TEXAS, USA — The Texas Secretary of State’s office now expects to release the findings of its 2020 election audit after the end of September, a full year after it began.
For weeks now, the U.S. House Jan. 6 committee has outlined what led to the deadly riot at the Capitol. Former President Donald Trump officials, including Attorney General Bill Barr, revealed claims of election fraud were lies.
"I did not agree with the idea of saying the election was stolen which I told the president was bulls---," said Barr.
Last fall, former President Trump called for a "forensic audit" of Texas' election. The state announced an audit was underway hours later.
“I don’t think there’s going to be any evidence found of any widespread fraud that would’ve had any impact on the outcome of the elections," said Remi Garza.
Garza is both in charge of elections in Cameron County and leads the Texas Association of Elections Administrators.
He wasn’t surprised when on New Year’s Eve, the secretary of state’s office found just 32 errors out of nearly 4 million votes across Dallas, Collin, Harris and Tarrant counties.
“There wasn’t anything that happened or that’s going to be found that would ultimately question the integrity of the elections are they’re conducted here in Texas," said Garza.
The four counties made up about 35% of the total votes cast statewide in the 2020 election.
In a new statement, the Secretary of State’s Office says it is still waiting for additional documents from Dallas and Harris counties and plans to finish its audit by the end of September and release findings soon after with early voting set to start in late October.
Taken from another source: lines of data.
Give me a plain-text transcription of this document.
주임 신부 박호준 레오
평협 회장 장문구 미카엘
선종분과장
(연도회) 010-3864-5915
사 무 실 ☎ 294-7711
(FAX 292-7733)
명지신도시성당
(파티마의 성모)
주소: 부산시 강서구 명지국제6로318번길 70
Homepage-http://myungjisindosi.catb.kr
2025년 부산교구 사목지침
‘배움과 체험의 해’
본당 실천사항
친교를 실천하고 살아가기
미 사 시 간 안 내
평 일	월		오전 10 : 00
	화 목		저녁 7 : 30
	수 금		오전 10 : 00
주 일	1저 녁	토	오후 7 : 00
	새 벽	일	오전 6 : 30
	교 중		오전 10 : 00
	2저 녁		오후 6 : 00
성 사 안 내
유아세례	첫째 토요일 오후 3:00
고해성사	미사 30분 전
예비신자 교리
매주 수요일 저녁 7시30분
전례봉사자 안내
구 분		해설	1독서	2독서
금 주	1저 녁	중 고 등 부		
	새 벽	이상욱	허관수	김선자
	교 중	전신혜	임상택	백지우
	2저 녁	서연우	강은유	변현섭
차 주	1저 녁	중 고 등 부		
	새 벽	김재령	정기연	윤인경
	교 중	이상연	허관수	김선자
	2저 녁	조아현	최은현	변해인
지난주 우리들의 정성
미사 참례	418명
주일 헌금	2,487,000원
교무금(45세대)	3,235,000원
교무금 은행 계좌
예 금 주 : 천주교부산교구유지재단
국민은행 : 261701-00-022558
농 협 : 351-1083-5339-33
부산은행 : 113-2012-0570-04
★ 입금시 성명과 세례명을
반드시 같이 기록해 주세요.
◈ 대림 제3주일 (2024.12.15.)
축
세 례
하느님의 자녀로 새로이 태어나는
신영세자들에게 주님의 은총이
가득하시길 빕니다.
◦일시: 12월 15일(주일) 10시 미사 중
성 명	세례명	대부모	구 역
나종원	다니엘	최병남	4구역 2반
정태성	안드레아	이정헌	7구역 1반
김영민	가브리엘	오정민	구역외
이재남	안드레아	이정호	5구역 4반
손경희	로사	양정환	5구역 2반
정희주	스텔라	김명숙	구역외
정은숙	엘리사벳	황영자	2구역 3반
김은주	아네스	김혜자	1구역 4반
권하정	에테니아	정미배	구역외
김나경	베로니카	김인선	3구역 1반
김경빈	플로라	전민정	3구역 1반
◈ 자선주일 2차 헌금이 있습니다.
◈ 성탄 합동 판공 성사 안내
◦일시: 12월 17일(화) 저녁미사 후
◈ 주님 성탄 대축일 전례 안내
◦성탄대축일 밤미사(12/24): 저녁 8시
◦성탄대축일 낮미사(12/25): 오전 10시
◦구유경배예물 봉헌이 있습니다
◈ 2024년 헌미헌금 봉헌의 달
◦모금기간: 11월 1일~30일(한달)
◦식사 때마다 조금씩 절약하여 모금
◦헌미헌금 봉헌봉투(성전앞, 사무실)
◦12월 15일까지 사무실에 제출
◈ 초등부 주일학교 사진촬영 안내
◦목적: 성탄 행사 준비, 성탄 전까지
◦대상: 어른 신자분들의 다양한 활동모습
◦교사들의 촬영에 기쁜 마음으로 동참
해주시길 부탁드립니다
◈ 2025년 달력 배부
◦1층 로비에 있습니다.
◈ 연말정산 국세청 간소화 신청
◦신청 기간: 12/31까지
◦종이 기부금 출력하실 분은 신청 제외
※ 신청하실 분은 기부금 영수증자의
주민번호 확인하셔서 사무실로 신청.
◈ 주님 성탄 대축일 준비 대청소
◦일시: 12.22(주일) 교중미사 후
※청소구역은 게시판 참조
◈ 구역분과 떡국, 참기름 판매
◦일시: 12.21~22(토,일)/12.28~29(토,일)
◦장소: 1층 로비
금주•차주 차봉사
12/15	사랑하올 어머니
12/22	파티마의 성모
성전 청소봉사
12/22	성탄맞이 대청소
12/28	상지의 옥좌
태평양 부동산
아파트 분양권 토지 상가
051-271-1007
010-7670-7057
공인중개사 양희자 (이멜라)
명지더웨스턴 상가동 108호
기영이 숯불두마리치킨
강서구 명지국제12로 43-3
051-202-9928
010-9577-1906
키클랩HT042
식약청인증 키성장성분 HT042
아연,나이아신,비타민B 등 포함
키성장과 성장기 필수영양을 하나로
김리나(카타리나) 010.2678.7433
"The statutory retention period for all election records is 22 months, which means after September 2022 all of the documents from the November 2020 can legally be discarded by the counties. Our agency’s forensic audit division plans to complete its work by the end of September, with the results likely released shortly thereafter," said the office in a statement.
“To be honest it has taken a little longer than what we expected, but I think they have done multiple document requests and multiple site visits at some of these locations," Garza said. “I think it’s just going to take time for them to understand what they’re looking for and what they might find."
Election scrutiny has changed laws across the country and lowered the number of people willing to volunteer for elections.
In a January 6 hearing, volunteers shared how their lives have been changed because of aggressive backlash.
“I’ve lost my name. I’ve lost my reputation and I’ve lost my sense of security," said former Georgia election worker Ruby Freeman.
“I think there’s been some concern by the people who work elections. They’re afraid of becoming targets, but ultimately they’re willing to step up," said Garza.
Texas’ audit will end a full year after it started but fighting misinformation about election fraud will likely continue much longer.